Pleased with what he heard, Trump praised Greene from the stage.

"They've got to get tougher, these Washington Republicans," he said. "... They've got to get like M-T-G."

On Tuesday, Greene and fabulist Congressman George Santos were the only two members of Congress on hand in New York to stand up for Trump as he became the first former president ever to be charged with a crime, or in this case, 34 crimes.

In a park across from the Manhattan courthouse where Trump was arraigned, Greene held a made-for-Twitter show of support for the former president at a rally she'd announced on social media the day before.

Wearing Ray Bans and tennis shoes, she made her way through the crush of mostly journalists to get to a small platform where a bullhorn was waiting for her. "We are the party of peace!" she shouted. "Democrats are the communists! Democrats are the communists!"

Greene's remarks were over as quickly as they began, drowned out by the shouts of " Go back to Georgia!" from counter-protesters.
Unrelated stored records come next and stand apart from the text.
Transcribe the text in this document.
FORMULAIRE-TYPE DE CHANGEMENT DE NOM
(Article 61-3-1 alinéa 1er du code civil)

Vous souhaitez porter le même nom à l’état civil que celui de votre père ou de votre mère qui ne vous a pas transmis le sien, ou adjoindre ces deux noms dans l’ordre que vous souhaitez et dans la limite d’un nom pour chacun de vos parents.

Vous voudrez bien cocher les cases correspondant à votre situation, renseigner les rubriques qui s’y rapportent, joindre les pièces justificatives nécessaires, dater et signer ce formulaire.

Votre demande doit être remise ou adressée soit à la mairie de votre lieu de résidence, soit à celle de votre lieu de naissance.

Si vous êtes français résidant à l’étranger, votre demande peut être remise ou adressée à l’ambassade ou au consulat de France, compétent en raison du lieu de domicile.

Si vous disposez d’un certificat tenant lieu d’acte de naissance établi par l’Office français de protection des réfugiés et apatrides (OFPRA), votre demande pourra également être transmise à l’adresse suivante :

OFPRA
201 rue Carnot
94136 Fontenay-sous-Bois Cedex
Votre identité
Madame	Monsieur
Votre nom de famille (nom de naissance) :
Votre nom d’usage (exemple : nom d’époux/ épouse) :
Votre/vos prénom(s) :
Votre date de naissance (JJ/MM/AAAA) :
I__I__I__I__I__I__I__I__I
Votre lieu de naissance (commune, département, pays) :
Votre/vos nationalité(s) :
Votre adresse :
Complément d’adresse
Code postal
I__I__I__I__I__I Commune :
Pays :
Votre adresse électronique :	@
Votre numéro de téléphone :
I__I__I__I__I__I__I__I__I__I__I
But the content of her speech Tuesday was beside the point. By going to New York and standing up for Trump, she continued to cement her role as both the chief cheerleader for, and heir apparent to, the former president.

You've heard time and again that "Trumpism" didn't start with Trump, and it won't end with him, either. The former president's arraignment Tuesday was just the latest reminder that whether through jail, defeat, or plain old age, Trump won't be around to fuel Trumpism forever.

What's becoming more and more clear is that the most likely vessel for its second life is MTG. When she appears at Trump rallies to speak for him, the cheers for her are second only to his. Her ability to raise cash keeps her near the top of the Washington fundraising ranks.

The dynamics that gave rise to anger in middle America in some ways have only intensified as social media has driven divisions deeper. Greene has ridden that wave and heightened it. She is now the only figure on the right who matches Trump's combination of ignorance, grievance, and pizzazz. Unless the fever breaks, Marjorie Taylor Greene is here to stay.

Moments after her New York park appearance, Greene was doing a live interview with Brian Glenn for Right Side Broadcasting from the backseat of an SUV driving through lower Manhattan.

She looked directly into the camera and declared that by being arrested, Trump was joining some of the most "incredible people in history."

"Nelson Mandela was arrested, served time in prison. Jesus! Jesus was arrested and murdered," she said. "I'll always support (Trump). He's done nothing wrong."

In reality, a judge and jury will decide if Trump did anything wrong, in New York and possibly here in Georgia.

But before she left New York, Greene tweeted out a link to the "Official Trump Mugshot t-shirt." It featured a mock-up of a Trump police booking photo on it, since a real mugshot never happened. Proceeds from the $36 shirts will go, where else, to Trump for President 2024.